Osmanlı askerî tarihinin malî, teknolojik, taktiksel ve siyasî boyutları üzerine pek çok kitap yazılmış olsa da Osmanlı askerlerinin deneyimlediği şekliyle savaşın fiziksel ve psikolojik gerçeklerini yeniden yaratmaya veya canlandırmaya yönelik çok az girişim söz konusu. Murphey, bir yandan taktiksel konulara ağırlık verip bir dizi seferin ayrıntılı incelemesini sunarken, bir yandan da bu boşluğu doldurmayı hedefliyor.

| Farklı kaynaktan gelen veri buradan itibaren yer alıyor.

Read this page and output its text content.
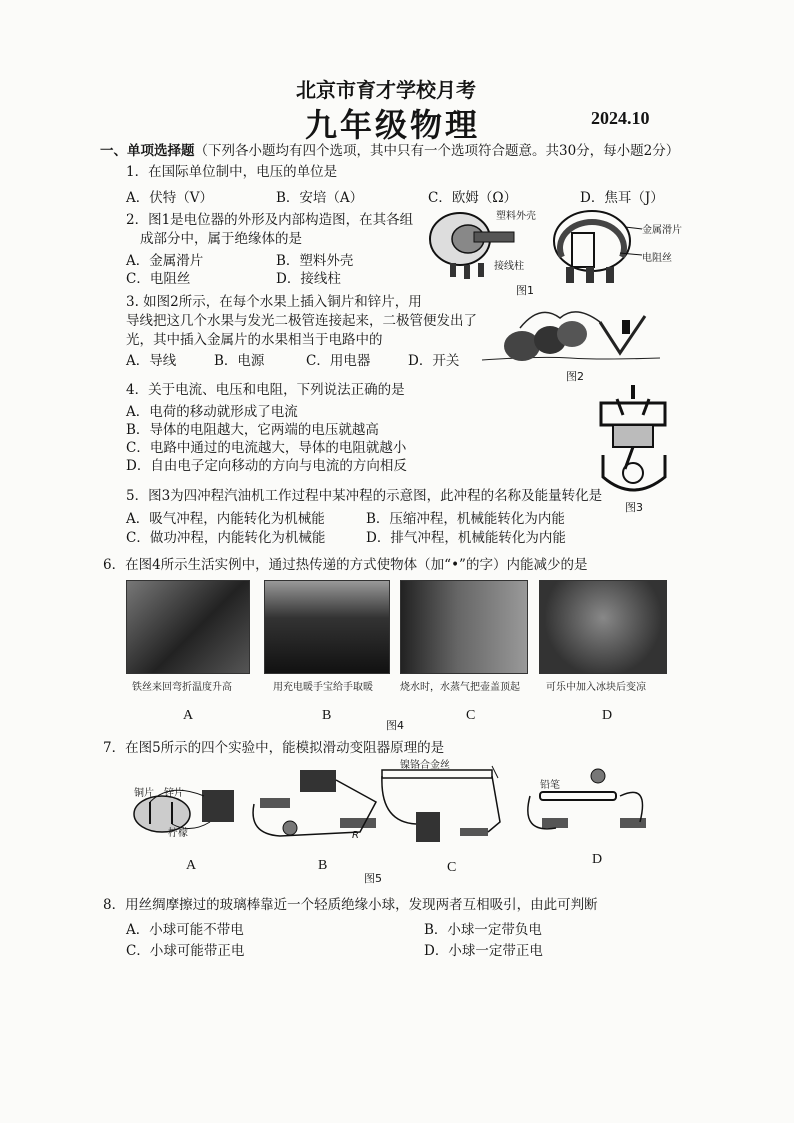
北京市育才学校月考
九年级物理	2024.10
一、单项选择题（下列各小题均有四个选项，其中只有一个选项符合题意。共30分，每小题2分）
1．在国际单位制中，电压的单位是
A．伏特（V）	B．安培（A）	C．欧姆（Ω）	D．焦耳（J）
2．图1是电位器的外形及内部构造图，在其各组
成部分中，属于绝缘体的是
A．金属滑片	B．塑料外壳
C．电阻丝	D．接线柱
塑料外壳
金属滑片
接线柱
电阻丝
图1
3. 如图2所示，在每个水果上插入铜片和锌片，用
导线把这几个水果与发光二极管连接起来，二极管便发出了
光，其中插入金属片的水果相当于电路中的
A．导线	B．电源	C．用电器	D．开关
图2
4．关于电流、电压和电阻，下列说法正确的是
A．电荷的移动就形成了电流
B．导体的电阻越大，它两端的电压就越高
C．电路中通过的电流越大，导体的电阻就越小
D．自由电子定向移动的方向与电流的方向相反
图3
5．图3为四冲程汽油机工作过程中某冲程的示意图，此冲程的名称及能量转化是
A．吸气冲程，内能转化为机械能	B．压缩冲程，机械能转化为内能
C．做功冲程，内能转化为机械能	D．排气冲程，机械能转化为内能
6．在图4所示生活实例中，通过热传递的方式使物体（加“•”的字）内能减少的是
铁丝来回弯折温度升高	用充电暖手宝给手取暖	烧水时，水蒸气把壶盖顶起	可乐中加入冰块后变凉
A	B	C	D
图4
7．在图5所示的四个实验中，能模拟滑动变阻器原理的是
铜片 锌片
柠檬
镍铬合金丝
R
铅笔
A	B	C
D
图5
8．用丝绸摩擦过的玻璃棒靠近一个轻质绝缘小球，发现两者互相吸引，由此可判断
A．小球可能不带电	B．小球一定带负电
C．小球可能带正电	D．小球一定带正电
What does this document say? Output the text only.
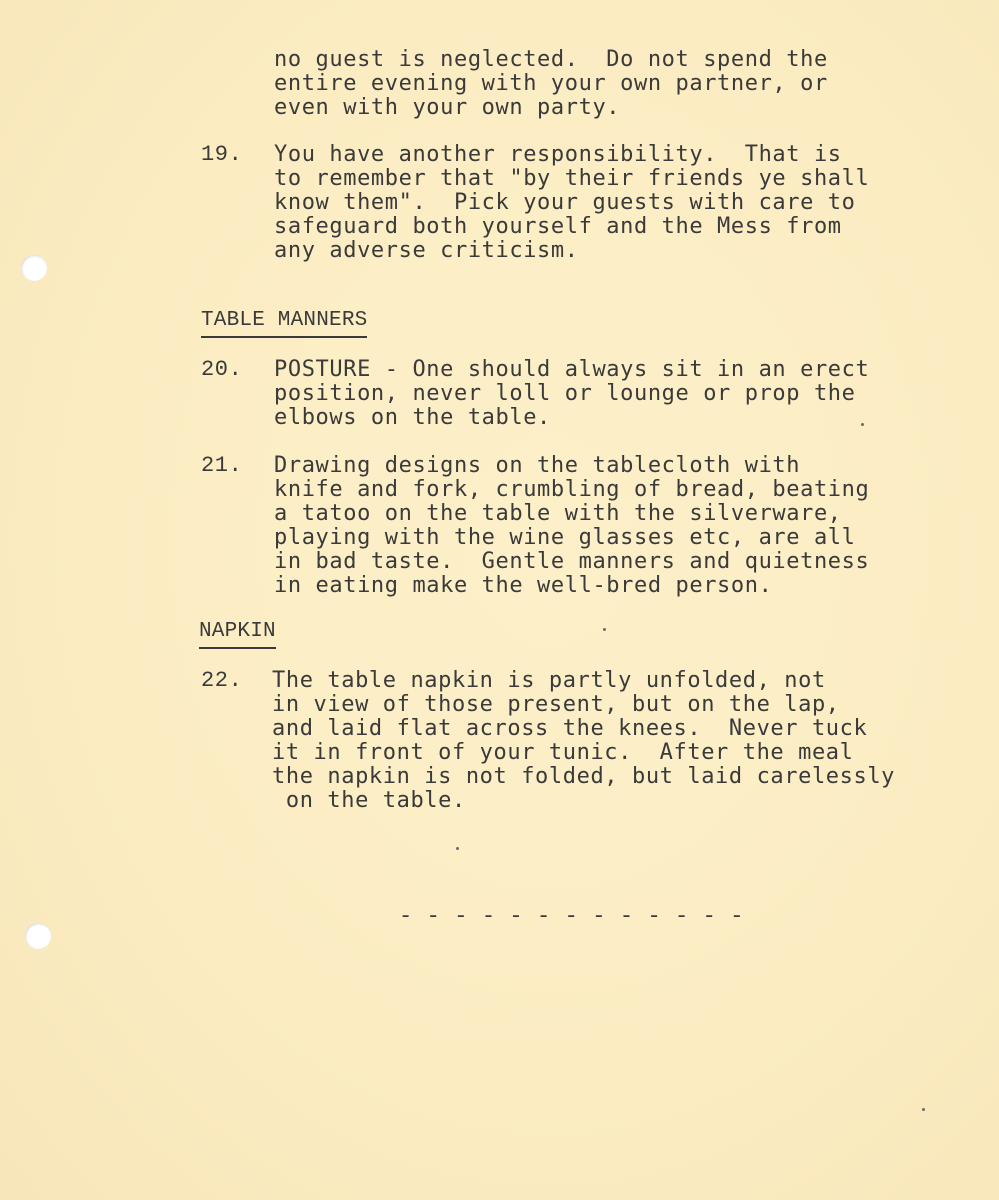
no guest is neglected.  Do not spend the
entire evening with your own partner, or
even with your own party.
19. You have another responsibility.  That is
to remember that "by their friends ye shall
know them".  Pick your guests with care to
safeguard both yourself and the Mess from
any adverse criticism.
TABLE MANNERS
20. POSTURE - One should always sit in an erect
position, never loll or lounge or prop the
elbows on the table.
21. Drawing designs on the tablecloth with
knife and fork, crumbling of bread, beating
a tatoo on the table with the silverware,
playing with the wine glasses etc, are all
in bad taste.  Gentle manners and quietness
in eating make the well-bred person.
NAPKIN
22. The table napkin is partly unfolded, not
in view of those present, but on the lap,
and laid flat across the knees.  Never tuck
it in front of your tunic.  After the meal
the napkin is not folded, but laid carelessly
on the table.
- - - - - - - - - - - - -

Osmanlı Savaşırken, Batı’da Habsburglar ve Doğu’da Safevîlerle rekabet eden, dönemin en güçlü imparatorluğu olan Osmanlıların ordu ve savaş yapılanmasını mercek altına alıyor. Aynı anda üç yerde savaşabilme kapasitesi olan Osmanlı ordusunun motivasyon kaynaklarını, orduların nasıl sevk ve idare edildiğini birincil kaynaklardan yararlanarak inceliyor. Aynı zamanda imparatorluğun teknolojiyi hangi seviyede kullandığı, malî sıkıntılar yaşandığında asker-siyaset ilişkisinin nasıl yürütüldüğü gibi konuları da –bugüne kadar yapılan yanlış yorumları da cevaplandırarak– açıklığa kavuşturuyor.